The Reserve Bank of Australia lowered its forecasts for growth and inflation this year, enabling policy makers to reduce the benchmark interest rate should the economy weaken significantly.
“Inflation is forecast to remain around the midpoint of the target range for most of the next couple of years,” the central bank said today in its quarterly monetary policy statement. The outlook for consumer prices provides “scope for easier monetary policy should demand conditions weaken materially,” it said.
The RBA sees average growth of 3.5 percent in 2012, down from its Nov. 4 estimate of 4 percent. Consumer prices will rise 3 percent in the year through to the fourth quarter, less than a previous prediction of 3.25 percent, the central bank said, while underlying inflation is predicted to be unchanged at 2.75 percent. The estimates are based on the overnight cash rate target remaining at its current level of 4.25 percent, it said.
The revision would still put this year's growth higher than the 3 percent average in the decade through Sept. 30, underscoring RBA Governor Glenn Stevens's decision to hold rates earlier this week as a mining boom helps the nation withstand a European slump. While non-mining industries have weakened as a strengthening currency hurt manufacturers, the central bank said the resource sector is underpinning ``rapid'' business investment and ``moderate'' hiring.
The RBA “looks reluctant to cut further unless there’s signs of renewed deterioration in global credit conditions and growth prospects,” said Su-Lin Ong, head of Australian economic and fixed-income strategy at RBC Capital Markets in Sydney. “Developments globally and improvements there largely drove the steady rate decision” this week, she said.

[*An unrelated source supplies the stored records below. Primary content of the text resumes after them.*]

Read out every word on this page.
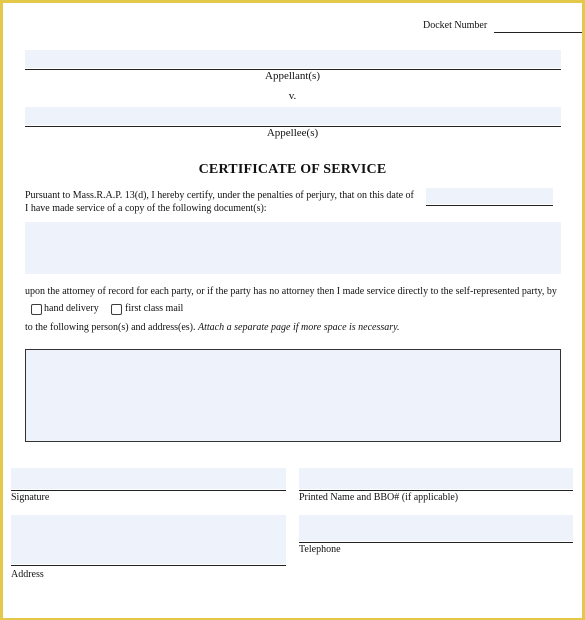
Docket Number
Appellant(s)
v.
Appellee(s)
CERTIFICATE OF SERVICE
Pursuant to Mass.R.A.P. 13(d), I hereby certify, under the penalties of perjury, that on this date of
I have made service of a copy of the following document(s):
upon the attorney of record for each party, or if the party has no attorney then I made service directly to the self-represented party, by
hand delivery	first class mail
to the following person(s) and address(es). Attach a separate page if more space is necessary.
Signature	Printed Name and BBO# (if applicable)
Address
Telephone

The local currency weakened after the central bank statement, trading at $1.0749 at 12:34 p.m. in Sydney from $1.0768 before the release.
The central bank said its forecasts are based on a local currency fetching $1.07, stronger than its previous assumption of $1.03. Australia recorded its weakest annual job growth in 19 years in 2011, even as unemployment held at 5.2 percent in December. The statistics bureau releases its January jobs data on Feb. 16.
“It remains difficult to judge the net impact on the economy of, on the one hand, a once-in-a-century investment boom in the resources sector and, on the other, a high real exchange rate,” the RBA said today. The prolonged strong currency means “a number of businesses are reassessing their business models and medium-term prospects,” it said.
In today’s report, the RBA said its liaison suggests some firms are looking for greater certainty about the economic environment before hiring additional workers.
“Employment growth is expected to remain fairly subdued in the near term, with a further small increase in the unemployment rate forecast over 2012, before the unemployment rate declines again,” the central bank said.
At the same time, it noted the approval of a $34 billion project to transport liquefied natural gas from the Browse Basin off the coast of Western Australia to the northern city of Darwin meant a pipeline of about A$180 billion ($193 billion) in LNG projects is now approved or under construction.
The resource boom and the highest borrowing costs among major developed nations have spurred a 5.7 percent increase in the Australian dollar this year. It soared to $1.0845 this week after the central bank defied the forecasts of 24 of 27 economists for a rate cut.
In other areas, the central bank said retail spending remained subdued and property was weak. Turnover rates in the housing market are “around the lowest they have been over the past two decades,” it said.
Stevens lowered borrowing costs in November a quarter percentage point to 4.5 percent and again in December to 4.25 percent to help boost demand. The RBA unexpectedly held the benchmark Feb. 7 as signs mount that Europe is beginning to contain its sovereign-debt crisis and the U.S. recovery is gaining strength.
While Europe’s economy appears to be in recession, “there has been a general improvement in sentiment over the past month or so following further measures by the European Central Bank and European governments,” the RBA said.
Greece’s government reached a deal on austerity measures required for a 130 billion-euro ($173 billion) financing package, according to a statement yesterday from the press office of the country’s prime minister.
European stocks rose for the first time in four days and the euro reached a two-month high against the dollar as the accord in Athens spurred optimism.
ECB policy makers meeting in Frankfurt yesterday left the benchmark interest rate at a record low of 1 percent. President Mario Draghi said at a press conference that surveys confirm tentative signs of stabilization in the euro-area economy.
The RBA noted that the turmoil in international financial markets, driven by Europe, “have had an effect in Australia, where there has been a step-up in the banks’ overall cost of funding relative to the cash rate.”
In the U.S., the number of Americans filing first-time claims for unemployment insurance payments unexpectedly declined in the latest reported week, indicating the labor market recovery is gaining traction.
Another report yesterday showed that U.S. consumer confidence rose to the highest level in a year, signaling that improving job prospects may boost the household spending that makes up 70 percent of the economy. The easing of dismissals is moving in tandem with a drop in the unemployment rate, which fell in January to a three-year low of 8.3 percent.
The recent improvement in sentiment has boosted the commodity prices that drive Australia’s economy.
“The price of iron ore has picked up, reflecting ongoing strength in Chinese demand, although global steel production has softened,” the RBA said today.
China’s central bank cut lenders’ reserve requirements in December for the first time in three years to boost credit amid moderating overseas sales. The People’s Bank of China this week pledged to ensure loans for first-home buyers as a crackdown on speculation threatens to trigger a slump in the property market.
“Growth in China has moderated, as was intended by the Chinese authorities, and is now running at a more sustainable pace,” Australia’s central bank said today of the country’s biggest trading partner.